SA: The artwork’s location is a prominent one along a busy corridor—a popular route for both shoppers and commuting workers. What do you hope your piece brings to these regular travelers, many of whom might circle it up to ten times a week on their commutes? 

PKS3: First of all, I hope that TRI-HEX-CIRC becomes a visual icon for this part of north Scottsdale—a feeling that you know where you are when you see it. Secondly, because the artwork radically changes depending on the location of the sun, I hope that people will see something different in the sculpture every time they are confronted by it. Connecting back to the simplicity of the movement of the sun and identifying how nature affects us all daily is to acknowledge certain simple truths that I hope will bring about a sense of calm and unity.

Photo: Lance Gerber Photography.

SA: Your resume is vast, including everything from Coachella activations to Italian high fashion backdrops to experiential installations in museums, like your recent Three Parallels at SMoCA. What do large-scale public artworks like this bring to the mix for you personally? 

PKS3: I love interacting with public spaces that do not typically identify as traditional art locations. There’s an exciting disruption that happens in the decision to exhibit art outside of the white walls of a gallery or museum. Art in the public realm is free, open to the public, and has the ability to transform the public’s perception of spaces that have become “normal.” Inserting a 50-foot-tall light and shadow sculpture in the middle of a roundabout in this retail/light industrial part of the city changes people’s perception about art and what’s possible in their own lives. It is art at the scale of architecture. For me, inserting art into public locales is a simple act of sharing beauty—the kind of beauty that makes you curious and wanting to experience it again and again.

Artist Phillip K. Smith III watches the installation of TRI-HEX-CIRC on May 30, 2024. Photo: Tanya Galin.

SA: You are known for your work with light.

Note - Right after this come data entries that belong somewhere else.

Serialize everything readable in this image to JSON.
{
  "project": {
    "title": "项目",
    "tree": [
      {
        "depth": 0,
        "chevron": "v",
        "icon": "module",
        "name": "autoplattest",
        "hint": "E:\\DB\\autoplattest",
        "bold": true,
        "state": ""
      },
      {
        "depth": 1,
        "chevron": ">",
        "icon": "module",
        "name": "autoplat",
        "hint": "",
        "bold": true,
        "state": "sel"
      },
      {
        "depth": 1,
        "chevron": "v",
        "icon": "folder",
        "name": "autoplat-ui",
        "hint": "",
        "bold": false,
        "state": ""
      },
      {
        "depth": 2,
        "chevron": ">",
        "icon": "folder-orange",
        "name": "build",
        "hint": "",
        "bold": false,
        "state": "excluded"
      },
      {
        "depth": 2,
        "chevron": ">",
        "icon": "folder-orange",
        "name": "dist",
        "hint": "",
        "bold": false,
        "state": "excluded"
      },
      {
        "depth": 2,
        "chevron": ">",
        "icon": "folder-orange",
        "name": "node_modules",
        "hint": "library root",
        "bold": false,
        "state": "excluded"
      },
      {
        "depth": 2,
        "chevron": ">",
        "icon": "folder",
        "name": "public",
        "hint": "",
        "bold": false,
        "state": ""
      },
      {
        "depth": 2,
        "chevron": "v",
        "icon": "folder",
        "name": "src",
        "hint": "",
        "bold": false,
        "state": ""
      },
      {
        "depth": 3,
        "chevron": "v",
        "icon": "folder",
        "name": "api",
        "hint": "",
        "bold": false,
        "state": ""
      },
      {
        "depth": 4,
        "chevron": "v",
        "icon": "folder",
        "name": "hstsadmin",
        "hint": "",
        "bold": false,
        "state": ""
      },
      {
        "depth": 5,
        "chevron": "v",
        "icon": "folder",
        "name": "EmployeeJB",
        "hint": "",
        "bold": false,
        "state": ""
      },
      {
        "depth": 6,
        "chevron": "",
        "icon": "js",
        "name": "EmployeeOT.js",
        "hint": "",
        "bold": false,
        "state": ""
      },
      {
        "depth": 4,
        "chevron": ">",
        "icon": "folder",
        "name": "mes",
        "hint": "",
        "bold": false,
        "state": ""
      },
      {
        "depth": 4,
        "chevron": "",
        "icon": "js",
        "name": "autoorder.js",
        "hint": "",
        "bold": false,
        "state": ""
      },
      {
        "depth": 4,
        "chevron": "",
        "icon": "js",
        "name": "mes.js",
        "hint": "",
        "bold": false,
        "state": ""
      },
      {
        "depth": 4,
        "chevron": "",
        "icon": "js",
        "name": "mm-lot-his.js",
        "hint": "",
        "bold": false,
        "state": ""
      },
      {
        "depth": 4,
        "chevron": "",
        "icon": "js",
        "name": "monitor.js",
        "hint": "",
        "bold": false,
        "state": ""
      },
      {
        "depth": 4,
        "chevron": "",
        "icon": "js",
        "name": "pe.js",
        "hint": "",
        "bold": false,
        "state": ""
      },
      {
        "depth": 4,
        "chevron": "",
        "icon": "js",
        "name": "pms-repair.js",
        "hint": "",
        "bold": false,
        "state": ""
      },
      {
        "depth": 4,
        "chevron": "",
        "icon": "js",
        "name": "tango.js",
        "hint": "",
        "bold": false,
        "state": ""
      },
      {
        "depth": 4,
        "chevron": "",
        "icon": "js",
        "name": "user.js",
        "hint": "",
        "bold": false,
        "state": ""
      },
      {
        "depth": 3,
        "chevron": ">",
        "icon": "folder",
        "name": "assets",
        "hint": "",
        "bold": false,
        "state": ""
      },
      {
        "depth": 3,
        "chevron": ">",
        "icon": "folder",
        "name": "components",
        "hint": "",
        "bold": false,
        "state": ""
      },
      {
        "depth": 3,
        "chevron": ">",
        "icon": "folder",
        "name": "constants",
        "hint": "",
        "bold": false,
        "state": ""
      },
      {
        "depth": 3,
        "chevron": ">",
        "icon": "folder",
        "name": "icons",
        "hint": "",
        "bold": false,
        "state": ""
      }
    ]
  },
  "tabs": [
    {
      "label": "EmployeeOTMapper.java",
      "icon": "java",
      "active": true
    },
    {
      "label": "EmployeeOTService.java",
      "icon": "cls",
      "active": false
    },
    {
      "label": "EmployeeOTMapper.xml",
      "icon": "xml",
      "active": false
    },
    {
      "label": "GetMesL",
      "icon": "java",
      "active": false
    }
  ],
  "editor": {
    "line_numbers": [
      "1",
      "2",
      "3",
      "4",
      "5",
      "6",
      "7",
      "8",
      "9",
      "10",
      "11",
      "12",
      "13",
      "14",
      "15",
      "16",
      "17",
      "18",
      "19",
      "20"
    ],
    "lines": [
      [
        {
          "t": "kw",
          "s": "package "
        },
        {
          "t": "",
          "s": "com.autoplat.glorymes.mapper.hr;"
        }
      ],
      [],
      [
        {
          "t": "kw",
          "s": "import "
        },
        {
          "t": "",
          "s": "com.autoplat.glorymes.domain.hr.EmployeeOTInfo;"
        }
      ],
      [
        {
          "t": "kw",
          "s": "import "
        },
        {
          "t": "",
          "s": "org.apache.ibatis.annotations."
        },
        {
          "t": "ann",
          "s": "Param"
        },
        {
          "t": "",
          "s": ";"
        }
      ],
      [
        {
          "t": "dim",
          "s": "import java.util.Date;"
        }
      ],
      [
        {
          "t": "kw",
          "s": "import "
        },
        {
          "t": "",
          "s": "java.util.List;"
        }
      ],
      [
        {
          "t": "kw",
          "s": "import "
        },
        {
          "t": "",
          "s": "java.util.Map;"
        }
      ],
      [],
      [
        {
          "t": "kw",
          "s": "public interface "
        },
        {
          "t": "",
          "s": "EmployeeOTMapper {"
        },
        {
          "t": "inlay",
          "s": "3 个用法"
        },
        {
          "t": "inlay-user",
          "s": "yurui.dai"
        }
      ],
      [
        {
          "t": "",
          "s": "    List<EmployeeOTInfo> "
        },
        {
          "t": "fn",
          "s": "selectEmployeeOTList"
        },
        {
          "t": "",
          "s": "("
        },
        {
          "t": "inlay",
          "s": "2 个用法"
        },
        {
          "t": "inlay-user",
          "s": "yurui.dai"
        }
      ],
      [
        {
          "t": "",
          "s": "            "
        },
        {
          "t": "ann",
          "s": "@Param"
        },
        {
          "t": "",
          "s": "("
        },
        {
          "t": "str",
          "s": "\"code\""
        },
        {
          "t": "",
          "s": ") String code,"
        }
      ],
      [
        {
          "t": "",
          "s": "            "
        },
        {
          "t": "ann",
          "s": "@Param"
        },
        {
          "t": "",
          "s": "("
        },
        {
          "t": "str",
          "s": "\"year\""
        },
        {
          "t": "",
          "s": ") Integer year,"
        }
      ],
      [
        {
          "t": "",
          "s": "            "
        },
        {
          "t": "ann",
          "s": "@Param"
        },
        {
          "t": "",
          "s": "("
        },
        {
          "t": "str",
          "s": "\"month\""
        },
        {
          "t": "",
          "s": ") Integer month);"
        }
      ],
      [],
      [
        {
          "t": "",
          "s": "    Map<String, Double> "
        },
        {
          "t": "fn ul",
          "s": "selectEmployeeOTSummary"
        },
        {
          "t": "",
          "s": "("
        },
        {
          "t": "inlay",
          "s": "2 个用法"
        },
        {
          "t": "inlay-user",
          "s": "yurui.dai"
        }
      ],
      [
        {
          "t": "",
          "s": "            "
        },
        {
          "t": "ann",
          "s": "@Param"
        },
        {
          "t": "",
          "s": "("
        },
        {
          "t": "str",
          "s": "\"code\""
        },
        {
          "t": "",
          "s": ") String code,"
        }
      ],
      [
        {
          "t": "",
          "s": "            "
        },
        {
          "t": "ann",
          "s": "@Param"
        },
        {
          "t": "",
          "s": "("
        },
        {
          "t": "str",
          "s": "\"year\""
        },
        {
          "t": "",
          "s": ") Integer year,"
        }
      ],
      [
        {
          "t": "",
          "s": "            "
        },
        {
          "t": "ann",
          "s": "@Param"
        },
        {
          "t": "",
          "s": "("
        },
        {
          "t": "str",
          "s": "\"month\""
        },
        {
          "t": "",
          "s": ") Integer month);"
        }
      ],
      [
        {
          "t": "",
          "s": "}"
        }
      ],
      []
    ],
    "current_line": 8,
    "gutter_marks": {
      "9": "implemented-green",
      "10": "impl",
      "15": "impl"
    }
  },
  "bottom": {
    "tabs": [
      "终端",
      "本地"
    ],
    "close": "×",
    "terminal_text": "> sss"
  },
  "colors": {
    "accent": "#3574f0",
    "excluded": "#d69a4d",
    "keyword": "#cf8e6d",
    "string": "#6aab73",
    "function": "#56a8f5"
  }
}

How does the light speak to you through TRI-HEX-CIRC? 

PKS3: I could say that TRI-HEX-CIRC is built entirely of steel, but it’s truer to say that it is built of light and shadow. The white surface of the sculpture and the extending gaps between each angled “layer” allow the beautiful desert light of Scottsdale to enter into the work. We know about the beauty of the light of the desert, but the sculpture really presents that light. For me, that is the site-specific nature of this sculpture—it uses the specific light of Scottsdale as its core foundation. The light is the heartbeat of the artwork that keeps it shifting and moving all day long and into the night.

Photo: Lance Gerber Photography.

SA: With TRI-HEX-CIRC now installed, what other notable projects are you currently working on? 

PKS3: There’s always a solid selection of various projects at my studio at all different scales. I just recently completed a massive installation in Sardinia, Italy, called Nora Mirage, that’s composed of eleven reflective monoliths, all 20-feet high and tilted at 10 degrees, across the Nora archeological site. The project was commissioned by Dolce & Gabbana for their Alta Moda show and will be on view until October 1, 2024. Closer to home in Palm Springs, I’m working on a light and reflection installation that is integrated into the architecture of William Cody’s family home, dubbed Cody’s Cody. The installation will merge art with architecture and architecture with art. It will be on view from February 13 to April 13, 2025. I’m also currently heavily immersed in intense fabrication on first pieces in several new series of works that will be on view at my studio as of early February next year—think: animated light painted on a reflective surface. More to come!